Photo courtesy The News & Observer, Robert Willett, photographer

Photo courtesy The News & Observer, Robert Willett, photographer

This photo of the Holiday Inn/Clarion Hotel was taken in 2012 from a similar vantage point as that in this week’s featured postcard. You’ll notice that Raleigh’s skyline has changed dramatically over the past 40 years!

 

Our Flashback Friday ‘photochrome’ postcard this week was printed by the Curt Teich Co. of Chicago under the trade name ‘CurtTeichColor, 3-D Natural Color Reproduction.’

Curt Teich Co.   1893-1974 Chicago, IL

A major publisher and printer. Their U.S. factories turned out more cards in quantity than any other printer. They published a wide range of national view-cards of America and Canada. Many consider them one of the finest producers of White Border Cards. The Linen Type postcard came about through their innovations as they pioneered the use of offset lithography. They were purchased by Regensteiner Publishers in 1974 which continued to print cards at the Chicago plant until 1978.

Curt Teich logo

Photochrome (Chrome)

The term photochrome has multiple meanings in different fields. It was used as early as 1874 in the printing trades to refer to a printed image in natural color that was photomechanically derived from a photographic image; a process known as photochromy. This remains the general meaning of the word today.

In 1936 the development of new color inks, combined with the introduction of the first high quality, multi layered film, Kodachrome introduced process printing of photographs. For the first time color-separated halftone negatives could be made for CYM (blue, yellow, red) hues with the aid of process cameras. When printed these three plates would render an image in better natural color than ever before. Black would be added to the pallet as a fourth color (CYMK), but it was not consistently used at first.

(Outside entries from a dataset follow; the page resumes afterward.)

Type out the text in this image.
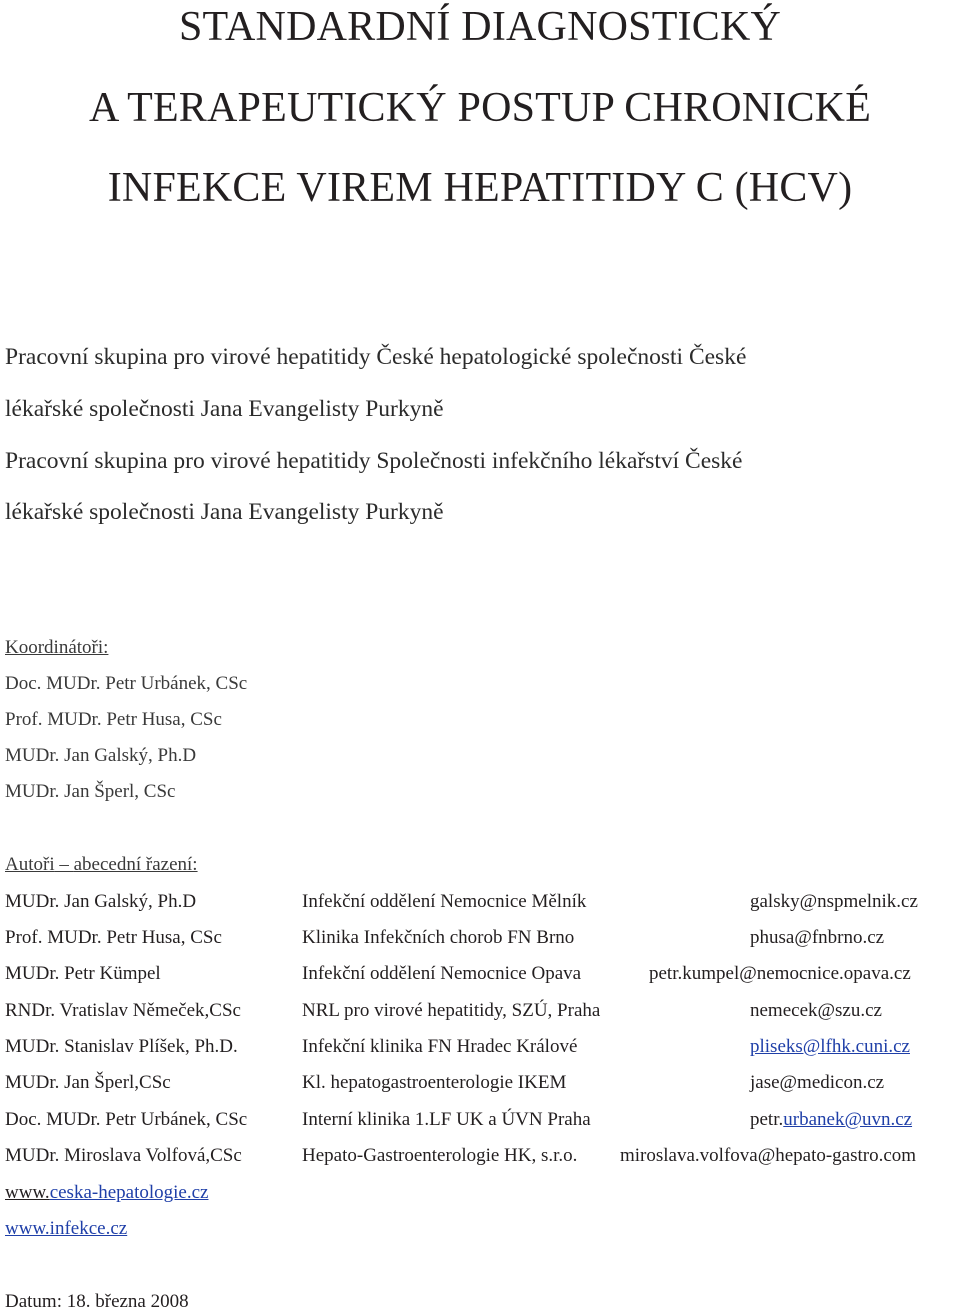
STANDARDNÍ DIAGNOSTICKÝ
A TERAPEUTICKÝ POSTUP CHRONICKÉ
INFEKCE VIREM HEPATITIDY C (HCV)
Pracovní skupina pro virové hepatitidy České hepatologické společnosti České
lékařské společnosti Jana Evangelisty Purkyně
Pracovní skupina pro virové hepatitidy Společnosti infekčního lékařství České
lékařské společnosti Jana Evangelisty Purkyně
Koordinátoři:
Doc. MUDr. Petr Urbánek, CSc
Prof. MUDr. Petr Husa, CSc
MUDr. Jan Galský, Ph.D
MUDr. Jan Šperl, CSc
Autoři – abecední řazení:
MUDr. Jan Galský, Ph.D	Infekční oddělení Nemocnice Mělník	galsky@nspmelnik.cz
Prof. MUDr. Petr Husa, CSc	Klinika Infekčních chorob FN Brno	phusa@fnbrno.cz
MUDr. Petr Kümpel	Infekční oddělení Nemocnice Opava	petr.kumpel@nemocnice.opava.cz
RNDr. Vratislav Němeček,CSc	NRL pro virové hepatitidy, SZÚ, Praha	nemecek@szu.cz
MUDr. Stanislav Plíšek, Ph.D.	Infekční klinika FN Hradec Králové	pliseks@lfhk.cuni.cz
MUDr. Jan Šperl,CSc	Kl. hepatogastroenterologie IKEM	jase@medicon.cz
Doc. MUDr. Petr Urbánek, CSc	Interní klinika 1.LF UK a ÚVN Praha	petr.urbanek@uvn.cz
MUDr. Miroslava Volfová,CSc	Hepato-Gastroenterologie HK, s.r.o. miroslava.volfova@hepato-gastro.com
www.ceska-hepatologie.cz
www.infekce.cz
Datum: 18. března 2008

Postcards started to be produced through process printing almost immediately, but by the late 1940s photochromes were in high competition with linen cards and have monopolized production since the mid 1950s. These modern types of tricolor postcards that evolved from their earlier versions are now what is meant when referring to a photochrome or simply chrome for short. Their quality has increased over the years with advancements in film and offset lithography.

 

“Flashback Friday” is a weekly feature of Goodnight, Raleigh! in which we showcase vintage postcards depicting our historic capital city. We hope you enjoy this week end treat!